Rabbimiz, sevmeyi var etmiş, kalplerimize yerleştirmiş, ama bunu farklı nisbetlerde taksim etmiştir. Herkes farklı oranlarda sever. Herkes sevgisini farklı sevgi dilleri ifade eder. Yine herkesin sevdiği şeyler, aynı değildir. O hâlde sevgi, ülfet ve dostluk, başlı başına üzerinde durulmaya değer bir anlam ve kıymet taşır.
Sevgi, İkrâm-ı İlâhîdir
Sevmek, öncelikle Allah tarafından verilmiştir. Kişi, bazı vesile ve vasıtalara riâyet ederek içindeki sevgi ve şefkat pınarını artırabilir ya da kendi tercihleriyle bu gözeyi kurutabilir. Peygamber Efendimiz -sallâllâhu aleyhi ve sellem- bir yetim başı okşamanın insanın içindeki şefkat ve merhameti coşturacağını haber vermiştir. Ancak yine evladını sevme nîmetinden mahrum bir kimseye karşı elinden bir şey gelmeyeceğini de açıkça ifade etmiştir.

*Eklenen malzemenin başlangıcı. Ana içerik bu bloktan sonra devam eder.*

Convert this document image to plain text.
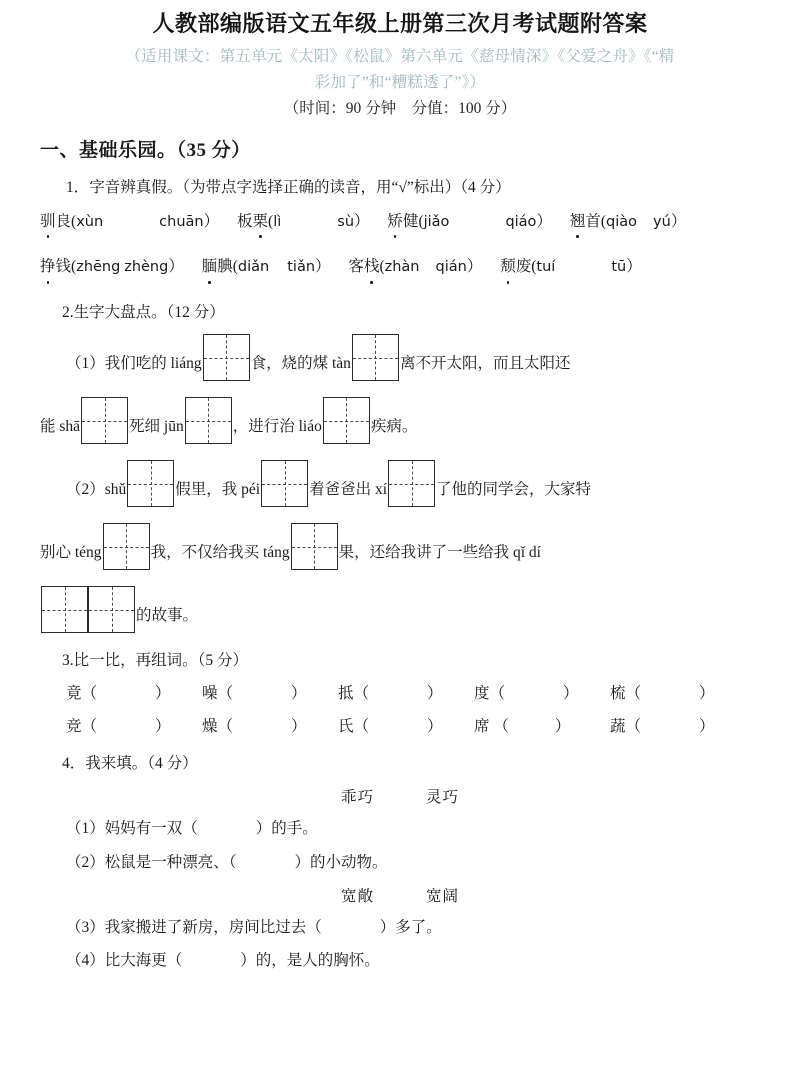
人教部编版语文五年级上册第三次月考试题附答案
（适用课文：第五单元《太阳》《松鼠》第六单元《慈母情深》《父爱之舟》《“精
彩加了”和“糟糕透了”》）
（时间：90 分钟　分值：100 分）
一、基础乐园。（35 分）
1．字音辨真假。（为带点字选择正确的读音，用“√”标出）（4 分）
驯良(xùn	chuān） 板栗(lì	sù） 矫健(jiǎo	qiáo） 翘首(qiào yú）
挣钱(zhēng zhèng） 腼腆(diǎn tiǎn） 客栈(zhàn qián） 颓废(tuí	tū）
2.生字大盘点。（12 分）
（1）我们吃的 liáng	食，烧的煤 tàn	离不开太阳，而且太阳还
能 shā	死细 jūn	，进行治 liáo	疾病。
（2）shǔ	假里，我 péi	着爸爸出 xí	了他的同学会，大家特
别心 téng	我，不仅给我买 táng	果，还给我讲了一些给我 qǐ dí
的故事。
3.比一比，再组词。（5 分）
竟（	） 噪（	） 抵（	） 度（	） 梳（	）
竞（	） 燥（	） 氏（	） 席 （	）	蔬（	）
4．我来填。（4 分）
乖巧	灵巧
（1）妈妈有一双（	）的手。
（2）松鼠是一种漂亮、（	）的小动物。
宽敞	宽阔
（3）我家搬进了新房，房间比过去（	）多了。
（4）比大海更（	）的，是人的胸怀。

Sevmek, İnsanı Allâh’a Yaklaştırmalıdır
Sevgi, Allah’tan gelen bütün nîmetler gibi, O’nun yolunda kullanılmalıdır. Biz, yaratılış itibariyle annemizi, babamızı, eşimizi, evlatlarımızı severiz. Aynı şekilde “dünya metaı” olarak isimlendirilen birçok varlığa karşı fıtrî bir sevgimiz vardır. Âyet-i kerîmede şöyle buyrulmuştur:
“Nefsânî arzulara, (özellikle) kadınlara, oğullara, yığın yığın biriktirilmiş altın ve gümüşe, salma atlara, sağmal hayvanlara ve ekinlere karşı düşkünlük insanlara çekici kılındı. Bunlar, dünya hayatının geçici menfaatleridir. Halbuki varılacak güzel yer, Allâh’ın katındadır.” (Âl-i İmrân, 14)

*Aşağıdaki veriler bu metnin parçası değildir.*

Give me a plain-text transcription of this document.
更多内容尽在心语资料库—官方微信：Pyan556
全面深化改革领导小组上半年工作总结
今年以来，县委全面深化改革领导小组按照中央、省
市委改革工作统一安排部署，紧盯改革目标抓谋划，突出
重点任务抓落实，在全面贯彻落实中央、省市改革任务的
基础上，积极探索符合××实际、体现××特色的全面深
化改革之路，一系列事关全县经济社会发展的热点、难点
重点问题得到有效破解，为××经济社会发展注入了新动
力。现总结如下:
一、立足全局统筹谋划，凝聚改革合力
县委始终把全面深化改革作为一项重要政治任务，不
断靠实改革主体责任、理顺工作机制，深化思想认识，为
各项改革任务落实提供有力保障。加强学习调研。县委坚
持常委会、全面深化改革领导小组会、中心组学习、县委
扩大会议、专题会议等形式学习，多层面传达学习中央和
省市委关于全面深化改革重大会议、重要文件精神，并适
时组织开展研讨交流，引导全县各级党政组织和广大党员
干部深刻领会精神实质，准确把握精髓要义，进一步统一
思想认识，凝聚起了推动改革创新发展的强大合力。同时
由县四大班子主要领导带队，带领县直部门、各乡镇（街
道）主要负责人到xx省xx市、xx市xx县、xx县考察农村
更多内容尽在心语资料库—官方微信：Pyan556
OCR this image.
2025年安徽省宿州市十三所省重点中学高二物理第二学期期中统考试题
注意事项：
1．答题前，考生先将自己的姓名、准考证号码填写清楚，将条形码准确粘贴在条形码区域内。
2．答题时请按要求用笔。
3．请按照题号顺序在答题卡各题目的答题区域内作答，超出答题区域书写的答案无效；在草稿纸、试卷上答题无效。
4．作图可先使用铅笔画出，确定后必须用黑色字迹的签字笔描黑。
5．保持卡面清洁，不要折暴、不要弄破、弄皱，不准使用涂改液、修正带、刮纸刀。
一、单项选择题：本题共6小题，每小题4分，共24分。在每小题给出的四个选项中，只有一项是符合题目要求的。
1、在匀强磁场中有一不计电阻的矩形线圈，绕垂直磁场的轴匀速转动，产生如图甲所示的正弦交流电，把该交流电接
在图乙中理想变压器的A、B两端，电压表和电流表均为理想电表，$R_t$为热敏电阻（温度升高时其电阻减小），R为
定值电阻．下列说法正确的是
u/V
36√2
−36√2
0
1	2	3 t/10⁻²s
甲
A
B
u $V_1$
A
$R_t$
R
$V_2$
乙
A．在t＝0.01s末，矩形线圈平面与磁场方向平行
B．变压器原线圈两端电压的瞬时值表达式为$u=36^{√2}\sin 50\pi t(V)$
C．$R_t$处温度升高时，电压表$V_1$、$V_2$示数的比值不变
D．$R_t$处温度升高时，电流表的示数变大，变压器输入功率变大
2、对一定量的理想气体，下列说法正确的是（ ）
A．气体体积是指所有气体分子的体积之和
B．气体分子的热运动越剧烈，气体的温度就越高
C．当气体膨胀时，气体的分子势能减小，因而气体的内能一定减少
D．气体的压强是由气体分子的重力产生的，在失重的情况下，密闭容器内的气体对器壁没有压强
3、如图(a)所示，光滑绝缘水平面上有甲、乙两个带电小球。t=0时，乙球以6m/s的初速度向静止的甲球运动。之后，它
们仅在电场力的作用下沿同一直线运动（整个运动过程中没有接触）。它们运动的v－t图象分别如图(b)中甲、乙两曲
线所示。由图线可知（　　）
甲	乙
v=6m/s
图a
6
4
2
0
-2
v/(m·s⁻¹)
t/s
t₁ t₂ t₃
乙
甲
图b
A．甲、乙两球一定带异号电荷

Rabbimiz, insanların fıtratlarına ve kalplerine yerleştirilen bu sevgilerin var olduğunu, insan olmanın bir parçası olduğunu beyân etmiş, ancak bunların geçici olduğunu ve Allah yolunda kullanılması gerektiğini de hatırlatmıştır.
“(Rasûlüm!) De ki: «Size bunlardan daha iyisini bildireyim mi? Takvâ sahipleri için Rableri yanında, içinden ırmaklar akan, ebediyyen kalacakları cennetler, tertemiz eşler ve (hepsinin üstünde) Allâh’ın rızâsı vardır. Allah kullarını çok iyi görür.” (Âl-i İmrân, 15)
“Bilin ki dünya hayatı, ancak bir oyun, eğlence, bir süs, aranızda övünme ve daha çok mal ve evlât sahibi olma isteğinden ibarettir. Tıpkı bir yağmur gibidir ki, bitirdiği, ziraatçilerin hoşuna gider. Sonra kurur da sen onun sapsarı olduğunu görürsün, sonra da çer çöp olur. Âhirette ise çetin bir azap vardır. Yine orada Allâh’ın mağfireti ve rızâsı vardır. Dünya hayatı, aldatıcı bir geçimlikten başka bir şey değildir.” (el-Hadîd, 20)
“Ey îman edenler! Mallarınız ve çocuklarınız, sizi Allâh’ı anmaktan alıkoymasın. Kim bunu yaparsa, işte onlar ziyana uğrayanlardır.” (el-Münâfikûn, 9)
O hâlde insan, kendisi için büyük bir enerji ve motivasyon kaynağı olan, ona mutluluk veren, hayatı renklendiren sevgiye sahip olmalı; ancak bunu kıvamında ve doğru bir şekilde kullanmalıdır.
Sahip olduğumuz maddî-mânevî bütün nimetler içinde; Allâh’ın muhabbet ve yakınlığına götüren her şey yücedir, değerlidir. Meselâ ilim sahibi olmak, Allâh’a yaklaştırmalıdır. Eğer ilmimiz arttıkça Allâh’a yaklaşmıyorsak, bu ilim bizi Allah’tan uzaklaştırıyor demektir. Aynı şekilde sevgi, öfke, servet, sağlık, gençlik, makam vb. bütün nîmetler, iki tarafı keskin bir bıçak gibidir. Ya onu hayra kullanırız, istifade ederiz ya da şerre kullanır, kendimize zarar veririz.
Sevginin İsrafı
Bir şeyin yerli yerince kullanılmaması, gerektiğinden fazla veya az kullanılması hem israf, hem de haksızlık ve zulümdür. Bu manada adaletin zıddı olan zulüm, hak sahibine hakkının verilmemesidir.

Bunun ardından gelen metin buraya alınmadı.